Free Range Parenting Is Hard

BY LAURA SIMON, REGULAR BLOGGER FOR TRIAD MOMS ON MAIN

I really want to be a free-range parent.

Something about that particular parenting style resonates in my gut. I believe it’s good for kids to be trained, prepared, and then allowed to navigate the world without adults hovering in the background. I believe in the value of unstructured time in the woods. I want my kids to have a sense of independence that comes from doing things by themselves.

But as it turns out, I just can’t do the free-range parenting thing.

My kids are 8, 7, and 4. Obviously the four-year-old requires constant supervision at all times, a fact that hurts her dear little heart. But my boys are definitely old enough to do a few things with the neighborhood kids. At least, they should be.

This weekend, I let them head into the woods behind our house with a horde of neighborhood boys. It’s a protected creek bed with neighborhood houses on both sides. The creek is so tiny it barely qualifies as a creek. The neighborhood is safe, if you can really define anything as “safe.” The older boys—three of them 13—are kids I trust. I told my kids to stay within earshot and then defined “earshot,” just in case they didn’t know.

Then I sat on my back porch with my daughter and listened to all the delighted squeals (and other, less-delightful noises) that a bunch of boys make in the woods. I even patted myself on the back. This was good—much better than crashing on the couch and watching football.

After a while, I noticed the noise moving farther away, up the creek toward the bamboo forest. The bamboo forest (named by children, clearly) is the only part of the creek that borders on an actual road. My stomach started to twist.

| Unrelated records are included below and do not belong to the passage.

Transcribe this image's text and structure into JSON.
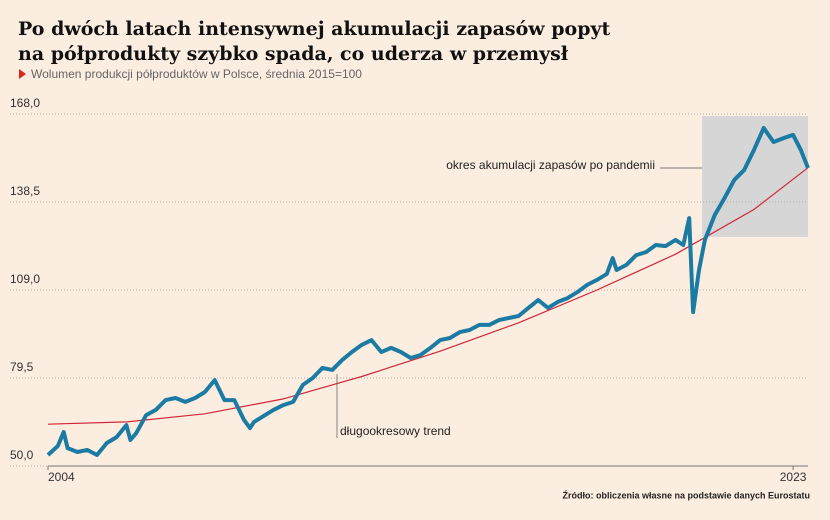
{
  "chart_data": {
    "type": "line",
    "title": [
      "Po dwóch latach intensywnej akumulacji zapasów popyt",
      "na półprodukty szybko spada, co uderza w przemysł"
    ],
    "subtitle": "Wolumen produkcji półproduktów w Polsce, średnia 2015=100",
    "source": "Źródło: obliczenia własne na podstawie danych Eurostatu",
    "annotations": [
      "okres akumulacji zapasów po pandemii",
      "długookresowy trend"
    ],
    "highlight": {
      "x": [
        2020.68,
        2023.38
      ],
      "y": [
        126.8,
        167.3
      ],
      "color": "#d6d6d6"
    },
    "xlim": [
      2004,
      2023.38
    ],
    "xticks": [
      2004,
      2023
    ],
    "ylim": [
      50,
      168
    ],
    "yticks": [
      {
        "value": 168,
        "label": "168,0"
      },
      {
        "value": 138.5,
        "label": "138,5"
      },
      {
        "value": 109,
        "label": "109,0"
      },
      {
        "value": 79.5,
        "label": "79,5"
      },
      {
        "value": 50,
        "label": "50,0"
      }
    ],
    "grid": true,
    "series": [
      {
        "color": "#1b7ba3",
        "x": [
          2004.0,
          2004.25,
          2004.4,
          2004.5,
          2004.75,
          2005.0,
          2005.25,
          2005.5,
          2005.75,
          2006.0,
          2006.1,
          2006.25,
          2006.5,
          2006.75,
          2007.0,
          2007.25,
          2007.5,
          2007.75,
          2008.0,
          2008.25,
          2008.5,
          2008.75,
          2009.0,
          2009.15,
          2009.25,
          2009.5,
          2009.75,
          2010.0,
          2010.25,
          2010.5,
          2010.75,
          2011.0,
          2011.25,
          2011.5,
          2011.75,
          2012.0,
          2012.25,
          2012.5,
          2012.75,
          2013.0,
          2013.25,
          2013.5,
          2013.75,
          2014.0,
          2014.25,
          2014.5,
          2014.75,
          2015.0,
          2015.25,
          2015.5,
          2015.75,
          2016.0,
          2016.25,
          2016.5,
          2016.75,
          2017.0,
          2017.25,
          2017.5,
          2017.75,
          2018.0,
          2018.25,
          2018.4,
          2018.5,
          2018.75,
          2019.0,
          2019.25,
          2019.5,
          2019.75,
          2020.0,
          2020.2,
          2020.35,
          2020.45,
          2020.6,
          2020.75,
          2021.0,
          2021.25,
          2021.5,
          2021.75,
          2022.0,
          2022.25,
          2022.5,
          2022.75,
          2023.0,
          2023.2,
          2023.38
        ],
        "values": [
          53.7,
          56.7,
          61.4,
          56,
          54.7,
          55.4,
          53.7,
          57.7,
          59.7,
          63.7,
          58.7,
          61,
          67,
          68.8,
          72.1,
          72.8,
          71.5,
          72.8,
          74.8,
          78.8,
          72.1,
          72.1,
          65.4,
          62.7,
          64.7,
          66.8,
          68.8,
          70.4,
          71.5,
          77.2,
          79.5,
          82.9,
          82.2,
          85.5,
          88.2,
          90.6,
          92.2,
          88.2,
          89.6,
          88.2,
          86.2,
          87.2,
          89.6,
          92.2,
          92.9,
          94.9,
          95.6,
          97.3,
          97.3,
          98.9,
          99.6,
          100.3,
          103,
          105.6,
          103,
          105,
          106.3,
          108.3,
          110.7,
          112.4,
          114.4,
          119.7,
          115.7,
          117.4,
          120.7,
          121.7,
          124.1,
          123.7,
          125.8,
          124.1,
          133.1,
          101.6,
          115.7,
          125.8,
          134.1,
          139.8,
          145.9,
          149.2,
          155.9,
          163.3,
          158.6,
          159.9,
          161,
          155.9,
          149.9
        ]
      },
      {
        "color": "#d0263a",
        "x": [
          2004,
          2006,
          2008,
          2010,
          2012,
          2014,
          2016,
          2018,
          2020,
          2022,
          2023.38
        ],
        "values": [
          64,
          64.8,
          67.5,
          72.5,
          80,
          88.5,
          98,
          109,
          121,
          136,
          150
        ]
      }
    ]
  }
}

I called for them and quickly realized that they’d left earshot. In fact, I couldn’t hear any of the group anymore. Immediately my mind went to all the scary places. Maybe it’s the stories I heard in the 14 years that I taught school. Maybe I read the news too much. But I couldn’t stop thinking about all the variables that could go wrong. I imagined them separating from the bigger kids. I imagined them getting lost. (My neighbors who know this patch of woods will certainly laugh at that one.) I imagined them deciding to walk home on the busy road.

I remembered every single poor decision they’ve made. (I mean, my oldest filled my car CD player full of pennies and effectively killed it. He was newly 2, but still.) So I put on my boots and headed outside to find them. Fortunately, one of the big boys made the wise decision to head home and grab waterproof boots, and I was able to intercept him. With a “yes, “ma’am!” and “I can understand why you want them to stay within earshot,” he headed out to wrangle my crew and bring them home.

And a few minutes later, the doorbell rang, and I discovered that my boys had stripped to their underwear on the front porch because they had to cross a creek and apparently that means getting wet up to your knees. Perhaps before I give free-range parenting another go, I should focus on training my children that the neighborhood does not need to know they wear Star Wars underwear. On the upside, they knew better than to track that creek water into my house.

And now they are, in fact, sprawled on the couch, watching football on a beautiful fall day. Their gym shoes are drying in the garage. I’ve stopped patting myself on the back, but my heart isn’t beating out of my rib cage anymore, so I’ll take it.

All that to say, my hat is off to all of you who have mastered the skill of letting your kids run free, however little or much you do it. Free-range parenting is hard. Really hard.